The Wisconsin-based Freedom From Religion Foundation, which touts itself as the nation's largest atheist organization, sent a letter to Opp City Schools on Monday regarding the religious elements at the graduation ceremony held last month at Opp High School.
FFRF staff attorney Sam Grover told Opp City Schools Superintendent Michael Smithart that the group learned of the religious aspects of the ceremony via a "concerned district community member."
"The establishment clause of the First Amendment prohibits public schools from sponsoring any type of religious practice," wrote Grover.
"The Supreme Court has continually struck down prayers at school-sponsored events, including public school assemblies and graduations."
Grover said the baccalaureate held at Opp High School was a religious program and therefore should not have had school backing.

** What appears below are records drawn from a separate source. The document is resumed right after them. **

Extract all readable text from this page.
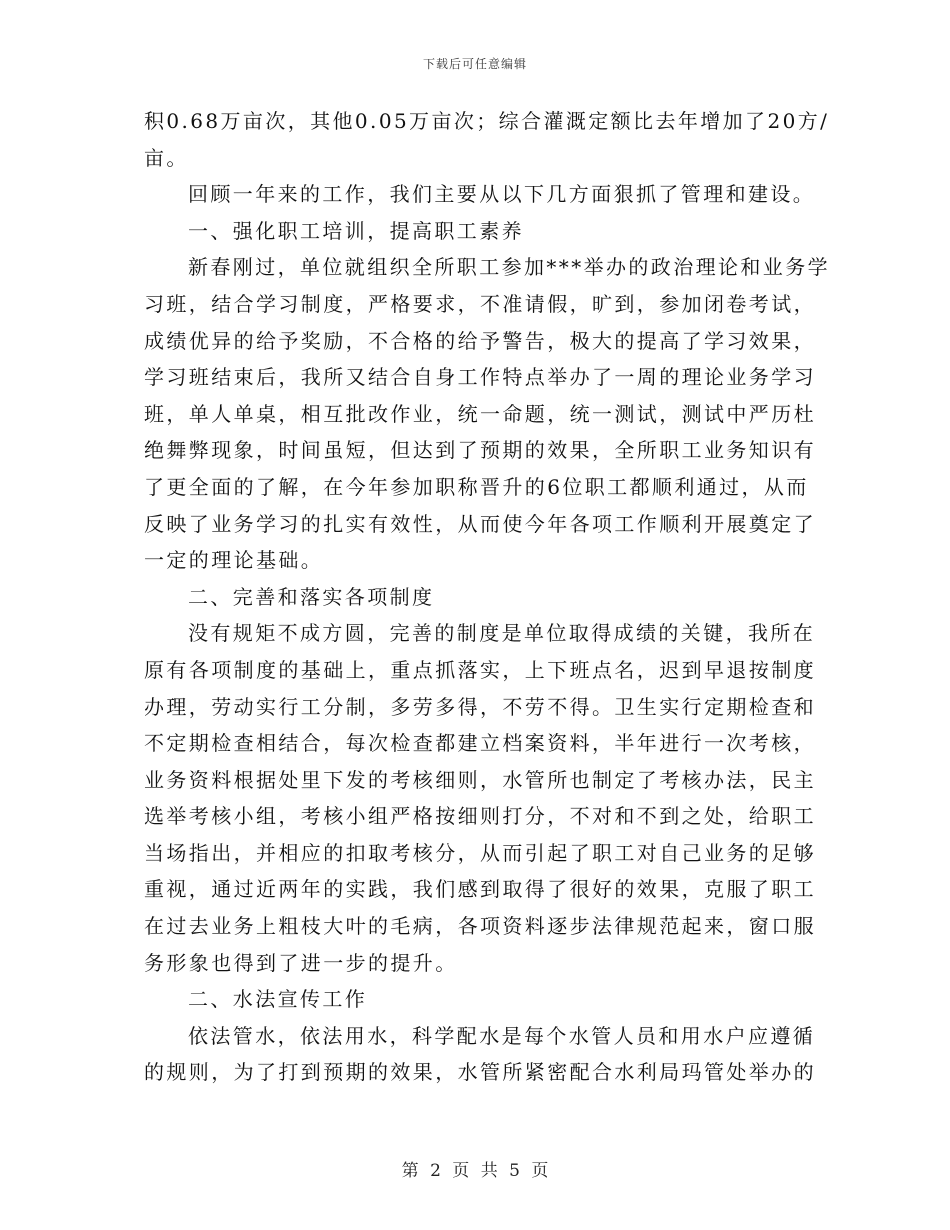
下载后可任意编辑
积0.68万亩次，其他0.05万亩次；综合灌溉定额比去年增加了20方/
亩。
回顾一年来的工作，我们主要从以下几方面狠抓了管理和建设。
一、强化职工培训，提高职工素养
新春刚过，单位就组织全所职工参加***举办的政治理论和业务学
习班，结合学习制度，严格要求，不准请假，旷到，参加闭卷考试，
成绩优异的给予奖励，不合格的给予警告，极大的提高了学习效果，
学习班结束后，我所又结合自身工作特点举办了一周的理论业务学习
班，单人单桌，相互批改作业，统一命题，统一测试，测试中严历杜
绝舞弊现象，时间虽短，但达到了预期的效果，全所职工业务知识有
了更全面的了解，在今年参加职称晋升的6位职工都顺利通过，从而
反映了业务学习的扎实有效性，从而使今年各项工作顺利开展奠定了
一定的理论基础。
二、完善和落实各项制度
没有规矩不成方圆，完善的制度是单位取得成绩的关键，我所在
原有各项制度的基础上，重点抓落实，上下班点名，迟到早退按制度
办理，劳动实行工分制，多劳多得，不劳不得。卫生实行定期检查和
不定期检查相结合，每次检查都建立档案资料，半年进行一次考核，
业务资料根据处里下发的考核细则，水管所也制定了考核办法，民主
选举考核小组，考核小组严格按细则打分，不对和不到之处，给职工
当场指出，并相应的扣取考核分，从而引起了职工对自己业务的足够
重视，通过近两年的实践，我们感到取得了很好的效果，克服了职工
在过去业务上粗枝大叶的毛病，各项资料逐步法律规范起来，窗口服
务形象也得到了进一步的提升。
二、水法宣传工作
依法管水，依法用水，科学配水是每个水管人员和用水户应遵循
的规则，为了打到预期的效果，水管所紧密配合水利局玛管处举办的
第 2 页 共 5 页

"Baccalaureate programs are religious services that include prayer and worship. Schools may not in any way plan, design, or supervise baccalaureate programs," claimed Grover. "To avoid the perception of school sponsorship of religious practices, the district must immediately end all involvement with the baccalaureate."
The Christian Post contacted Opp City Schools for comment, however they responded that they have not had time to consider the merits of the complaint letter and so they could not offer a statement at this time.
Opp City Schools is not the only school district to garner controversy for including religious expression in a school-sponsored graduation ceremony.
In Missouri, Willard School District Superintendent Kent Medlin garnered criticism and eventually a suspension for including Christian elements in his speech to graduates at a May ceremony.
Medlin reportedly quoted the Bible and credited his "Savior" in a speech centered around the acronym GUTS. After discussing the need for "grit," "understanding" and "teamwork," he said that his "S" stood for "Savior."
"He asked students to stand up and pray, quoting the Bible numerous times throughout. Many students felt extremely ostracized by the situation, when choosing not to pray," complained one senior to local media, adding that she was "offended."
"Dr. Medlin, the superintendent, even invited students to his office for coffee to discuss 'the Lord.' This was incredibly inappropriate.